Свою прежнюю забаву — метание спиц, заострённых полотен по металлу, ножей — он перенёс в светлый зал, –  самая большая комната, где по диагонали было достаточно места, чтоб кидать простые металлические штуки и превращать их воистину в оружие... Метать в толстые обрезки досок. Ущерба ничему не приносится, –  всё аккуратно расставляется, а потом убирается. Промахи отлавливаются рыболовной мелкой сетью, которая свисает позади досок использованных, как мишени...
Зезиг переживала за порчу мебели, стен, но вскоре убедилась, что добротная её собственность, так нечаянно свалившаяся ей на голову, в полной сохранности.

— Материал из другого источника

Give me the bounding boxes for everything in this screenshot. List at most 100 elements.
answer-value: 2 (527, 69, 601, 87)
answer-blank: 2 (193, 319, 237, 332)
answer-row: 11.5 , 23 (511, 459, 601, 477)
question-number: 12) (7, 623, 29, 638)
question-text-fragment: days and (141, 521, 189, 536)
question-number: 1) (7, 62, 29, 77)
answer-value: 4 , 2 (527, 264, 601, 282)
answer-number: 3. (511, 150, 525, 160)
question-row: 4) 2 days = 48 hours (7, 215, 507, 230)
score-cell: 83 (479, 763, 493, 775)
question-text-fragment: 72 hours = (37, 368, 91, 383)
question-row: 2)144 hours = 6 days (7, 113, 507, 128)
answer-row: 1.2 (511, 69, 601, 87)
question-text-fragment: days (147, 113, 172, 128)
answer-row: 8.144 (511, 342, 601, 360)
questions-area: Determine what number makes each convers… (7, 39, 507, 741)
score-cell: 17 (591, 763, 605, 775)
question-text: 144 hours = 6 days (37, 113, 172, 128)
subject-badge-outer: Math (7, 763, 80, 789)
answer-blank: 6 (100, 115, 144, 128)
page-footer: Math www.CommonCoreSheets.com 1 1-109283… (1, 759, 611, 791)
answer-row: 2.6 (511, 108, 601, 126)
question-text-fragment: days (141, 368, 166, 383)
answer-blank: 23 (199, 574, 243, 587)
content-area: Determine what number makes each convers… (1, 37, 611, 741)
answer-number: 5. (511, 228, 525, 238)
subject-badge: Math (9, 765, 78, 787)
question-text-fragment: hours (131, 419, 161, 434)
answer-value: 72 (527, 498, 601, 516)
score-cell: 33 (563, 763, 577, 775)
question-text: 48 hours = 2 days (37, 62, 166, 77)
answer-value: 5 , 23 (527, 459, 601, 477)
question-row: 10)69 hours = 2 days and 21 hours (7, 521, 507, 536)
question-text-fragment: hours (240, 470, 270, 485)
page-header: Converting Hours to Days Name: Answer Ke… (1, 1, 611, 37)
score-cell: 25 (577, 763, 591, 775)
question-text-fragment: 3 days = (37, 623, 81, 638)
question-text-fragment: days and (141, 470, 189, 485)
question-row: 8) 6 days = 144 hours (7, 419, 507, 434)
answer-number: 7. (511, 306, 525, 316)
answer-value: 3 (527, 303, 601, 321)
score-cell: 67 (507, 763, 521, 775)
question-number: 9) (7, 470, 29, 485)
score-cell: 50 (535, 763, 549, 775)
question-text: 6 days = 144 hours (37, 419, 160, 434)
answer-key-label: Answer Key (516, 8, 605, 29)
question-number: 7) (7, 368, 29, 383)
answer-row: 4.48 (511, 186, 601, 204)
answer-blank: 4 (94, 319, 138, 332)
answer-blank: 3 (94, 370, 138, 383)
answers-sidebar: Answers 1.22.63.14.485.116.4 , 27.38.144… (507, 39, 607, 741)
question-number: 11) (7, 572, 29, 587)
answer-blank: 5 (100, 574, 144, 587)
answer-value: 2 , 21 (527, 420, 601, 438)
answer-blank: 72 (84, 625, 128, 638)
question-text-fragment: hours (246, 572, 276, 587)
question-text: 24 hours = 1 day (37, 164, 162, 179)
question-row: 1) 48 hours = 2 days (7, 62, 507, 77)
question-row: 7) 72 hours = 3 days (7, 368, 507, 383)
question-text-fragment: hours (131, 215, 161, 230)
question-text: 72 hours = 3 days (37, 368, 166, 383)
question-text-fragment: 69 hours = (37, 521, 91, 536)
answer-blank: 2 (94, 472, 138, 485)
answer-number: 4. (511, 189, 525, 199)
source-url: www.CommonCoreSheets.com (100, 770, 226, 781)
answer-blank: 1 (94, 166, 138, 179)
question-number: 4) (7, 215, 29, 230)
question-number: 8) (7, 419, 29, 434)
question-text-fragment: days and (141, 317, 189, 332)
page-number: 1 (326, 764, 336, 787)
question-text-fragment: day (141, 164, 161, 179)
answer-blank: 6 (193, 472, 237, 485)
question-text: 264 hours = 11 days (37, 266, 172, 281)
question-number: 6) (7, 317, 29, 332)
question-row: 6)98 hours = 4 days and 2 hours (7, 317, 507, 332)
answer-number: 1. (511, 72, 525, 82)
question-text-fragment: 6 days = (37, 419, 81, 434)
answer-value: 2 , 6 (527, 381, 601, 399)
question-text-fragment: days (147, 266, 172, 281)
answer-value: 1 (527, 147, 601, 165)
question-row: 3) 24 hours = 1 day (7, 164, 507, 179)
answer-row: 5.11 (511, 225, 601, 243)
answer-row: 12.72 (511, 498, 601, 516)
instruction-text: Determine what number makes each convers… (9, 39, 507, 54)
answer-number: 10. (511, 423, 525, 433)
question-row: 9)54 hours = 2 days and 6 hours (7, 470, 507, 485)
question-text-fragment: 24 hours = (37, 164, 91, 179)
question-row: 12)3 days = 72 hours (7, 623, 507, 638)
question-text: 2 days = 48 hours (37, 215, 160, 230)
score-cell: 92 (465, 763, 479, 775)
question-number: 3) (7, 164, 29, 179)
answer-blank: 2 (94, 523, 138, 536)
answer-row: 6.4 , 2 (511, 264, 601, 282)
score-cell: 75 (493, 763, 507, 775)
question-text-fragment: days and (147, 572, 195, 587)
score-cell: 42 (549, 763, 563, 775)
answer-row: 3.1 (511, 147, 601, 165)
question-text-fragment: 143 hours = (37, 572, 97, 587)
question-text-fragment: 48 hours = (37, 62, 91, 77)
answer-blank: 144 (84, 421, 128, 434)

С живостью энергичного зверька, она успешно усвоила все необходимые приёмы, чтоб кидать сильно, поражать метко, и то и другое делать быстро — как выстрел...  Три спицы выпущенные из её маленькой  костлявой ручки одновременно попадали в три разные мишени мгновенно...  Восторг в честь самой себя безмерный! Крик! Смех! Обезьяньи прыжки до потолка...
 Часы ежедневных беспрерывных тренировок продолжались теми же спицами, полотнами ножовок, настоящими лёгкими или тяжёлыми ножами...
 Керим  всё чаще стал заниматься кухней — не хотелось прерывать её  в  своеобразном учебном рвении, но и сворачивать питание на «перехваты» тоже не хотелось...  Тем более, что   кой-какими изысками в национальной кухне он мог её удивить по настоящему...  Достаточно использовать замороженные овощи, поджарить их для риса и лапши — получится любимое блюдо самого бога Магомеда. Благо, в морозильнике прежней хозяйки пакетов из заморозками овощей, грибов и лесной ягоды навалом...
Временами они мечтали, что станут цирковыми артистами, где будут метать друг в друга эти предметы с поражающей зрителей меткостью, –  их будут любить и хотеть видеть на арене любой страны, любого города... Придумывали сценарии выступлений, забавные антрепризы, смертельные номера... Керим рисовал афиши, продумывал реквизит, Зезиг оригинальные убранства и одежды... Всё записывалось в тетради — каждый в свою, чтоб другой мог со временем ощутить новизну и удачу, выдумку и оригинальность другого. Да! Со временем! А пока тренировки...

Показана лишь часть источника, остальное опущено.